The European Commission issued a new guidance calling on member states to ensure that essential freight such as medical supplies or sanitary goods keeps moving by air 24/7/365. To enable the constant flow of goods, member states are advised to temporarily remove night flight bans and/or slot restrictions at airports for essential air freight operations, Transport Commissioner Adina Valean’s instruction reads.
Air freight, a grubby child, who for years played a rather marginal role in the awareness of most politicians and the general public, is all at once in the spotlight and enjoys a new appreciation. Put there by the EU Commission that has suddenly discovered its passion for this mode of transport.
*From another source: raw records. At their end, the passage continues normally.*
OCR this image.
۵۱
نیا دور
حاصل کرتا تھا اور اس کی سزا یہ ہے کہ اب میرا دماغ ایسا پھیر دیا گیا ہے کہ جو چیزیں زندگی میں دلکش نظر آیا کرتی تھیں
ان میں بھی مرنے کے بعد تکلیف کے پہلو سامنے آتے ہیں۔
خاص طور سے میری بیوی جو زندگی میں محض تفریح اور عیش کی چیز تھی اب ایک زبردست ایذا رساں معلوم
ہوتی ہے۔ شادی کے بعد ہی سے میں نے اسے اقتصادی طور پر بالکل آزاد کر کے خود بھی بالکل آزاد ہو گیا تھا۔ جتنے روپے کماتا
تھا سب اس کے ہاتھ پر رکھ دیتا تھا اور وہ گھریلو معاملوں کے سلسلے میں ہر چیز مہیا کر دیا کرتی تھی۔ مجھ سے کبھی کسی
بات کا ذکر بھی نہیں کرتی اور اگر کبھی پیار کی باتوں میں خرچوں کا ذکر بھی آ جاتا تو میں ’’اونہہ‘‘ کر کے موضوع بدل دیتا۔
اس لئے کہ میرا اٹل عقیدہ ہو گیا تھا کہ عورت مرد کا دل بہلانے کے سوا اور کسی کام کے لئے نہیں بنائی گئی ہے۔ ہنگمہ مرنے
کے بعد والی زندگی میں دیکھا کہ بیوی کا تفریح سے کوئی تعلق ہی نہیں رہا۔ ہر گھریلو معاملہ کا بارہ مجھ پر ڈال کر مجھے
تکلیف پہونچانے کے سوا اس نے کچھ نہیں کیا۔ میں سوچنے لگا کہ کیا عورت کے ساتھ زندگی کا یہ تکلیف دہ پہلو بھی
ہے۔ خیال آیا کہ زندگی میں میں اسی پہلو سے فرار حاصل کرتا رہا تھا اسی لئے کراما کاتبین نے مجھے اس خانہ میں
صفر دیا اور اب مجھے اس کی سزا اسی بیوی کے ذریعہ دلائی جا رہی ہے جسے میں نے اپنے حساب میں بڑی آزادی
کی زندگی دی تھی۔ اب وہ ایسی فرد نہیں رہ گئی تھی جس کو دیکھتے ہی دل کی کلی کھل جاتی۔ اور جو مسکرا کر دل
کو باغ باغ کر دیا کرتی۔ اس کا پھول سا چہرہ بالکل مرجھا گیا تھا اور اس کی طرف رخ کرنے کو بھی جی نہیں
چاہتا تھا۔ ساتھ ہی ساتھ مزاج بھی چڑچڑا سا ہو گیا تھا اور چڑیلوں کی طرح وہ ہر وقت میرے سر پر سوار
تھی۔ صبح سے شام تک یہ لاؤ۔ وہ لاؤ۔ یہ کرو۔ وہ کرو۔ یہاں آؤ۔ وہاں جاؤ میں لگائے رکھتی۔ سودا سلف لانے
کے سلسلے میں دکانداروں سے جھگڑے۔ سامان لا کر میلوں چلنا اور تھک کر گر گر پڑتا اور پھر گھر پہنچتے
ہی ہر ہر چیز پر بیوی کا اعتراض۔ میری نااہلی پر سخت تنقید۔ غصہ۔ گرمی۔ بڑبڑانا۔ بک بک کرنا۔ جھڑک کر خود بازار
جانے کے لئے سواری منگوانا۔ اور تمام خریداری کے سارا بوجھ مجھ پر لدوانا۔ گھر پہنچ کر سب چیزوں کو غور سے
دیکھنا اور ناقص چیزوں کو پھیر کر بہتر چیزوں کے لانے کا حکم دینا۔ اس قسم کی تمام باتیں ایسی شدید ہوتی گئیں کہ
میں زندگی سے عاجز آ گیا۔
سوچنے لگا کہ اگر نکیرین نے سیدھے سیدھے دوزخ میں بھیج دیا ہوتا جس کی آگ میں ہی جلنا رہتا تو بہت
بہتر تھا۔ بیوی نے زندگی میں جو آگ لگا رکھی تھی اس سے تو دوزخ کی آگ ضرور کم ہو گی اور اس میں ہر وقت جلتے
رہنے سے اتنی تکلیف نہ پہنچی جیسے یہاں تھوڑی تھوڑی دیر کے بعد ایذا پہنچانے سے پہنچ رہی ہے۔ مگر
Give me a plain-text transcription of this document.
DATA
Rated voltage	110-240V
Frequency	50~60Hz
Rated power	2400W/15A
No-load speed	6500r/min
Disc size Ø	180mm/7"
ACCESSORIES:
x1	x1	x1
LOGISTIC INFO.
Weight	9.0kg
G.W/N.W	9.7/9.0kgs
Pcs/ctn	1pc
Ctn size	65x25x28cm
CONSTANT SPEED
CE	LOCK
A swift and unexpected political U-turn from disregard to homage, triggered by Covid-19. Evidenced by the guidance in which all member states are called to do their utmost to ensure the continuity of air cargo operations. “They play a vital role in the quick delivery of essential goods, medicines, medical equipment and supplies, organs, or other substances of human origin. More generally, air cargo is keeping global supply chains functioning for many of the most time-sensitive and high value materials and is a critical complement to the transport of freight by land and sea,” Mrs. Valean acknowledges in the guidance’s subchapter ‘Importance of Air Cargo’.
The end of night flight bans – at least temporarily
On the operational level, Brussels recommends that the EU member states take action by quickly introducing a number of key measures to keep cargo running as best as possible, for instance:
- Temporarily removing night curfews or slot restrictions at airports for essential air cargo operations
- Facilitating the use of passenger aircraft for cargo-only flights
- Encouraging that cargo and express airlines exceptionally reserve capacity for the supply of medical and emergency supplies, and apply reasonable shipping rates for such supplies
- Granting all necessary authorizations and permits for cargo transports from outside the EU, including temporary traffic rights for additional cargo operations
- Ensuring that air cargo crew as well as ground handling and maintenance personnel are exempt from containment measures
- Supplying ramp personnel with appropriate and sufficient hygiene products and providing staff with guidance on health precautions in an air cargo environment
- Ensuring that air cargo crew as well as handling and maintenance personnel are qualified as essential workers in cases of lockdown or curfew.
Abuse could become costly
Finally, the EU Commission’s guidance also issues a stern warning to all those who intend to capitalize on the COVID-19 implications on air transportation through any legally doubtful or forbidden practices.
“Authorities will not hesitate to take action against air cargo operators taking advantage of the current situation by cartelizing or abusing their dominant position,” point 13 of the declaration emphasizes in cold print.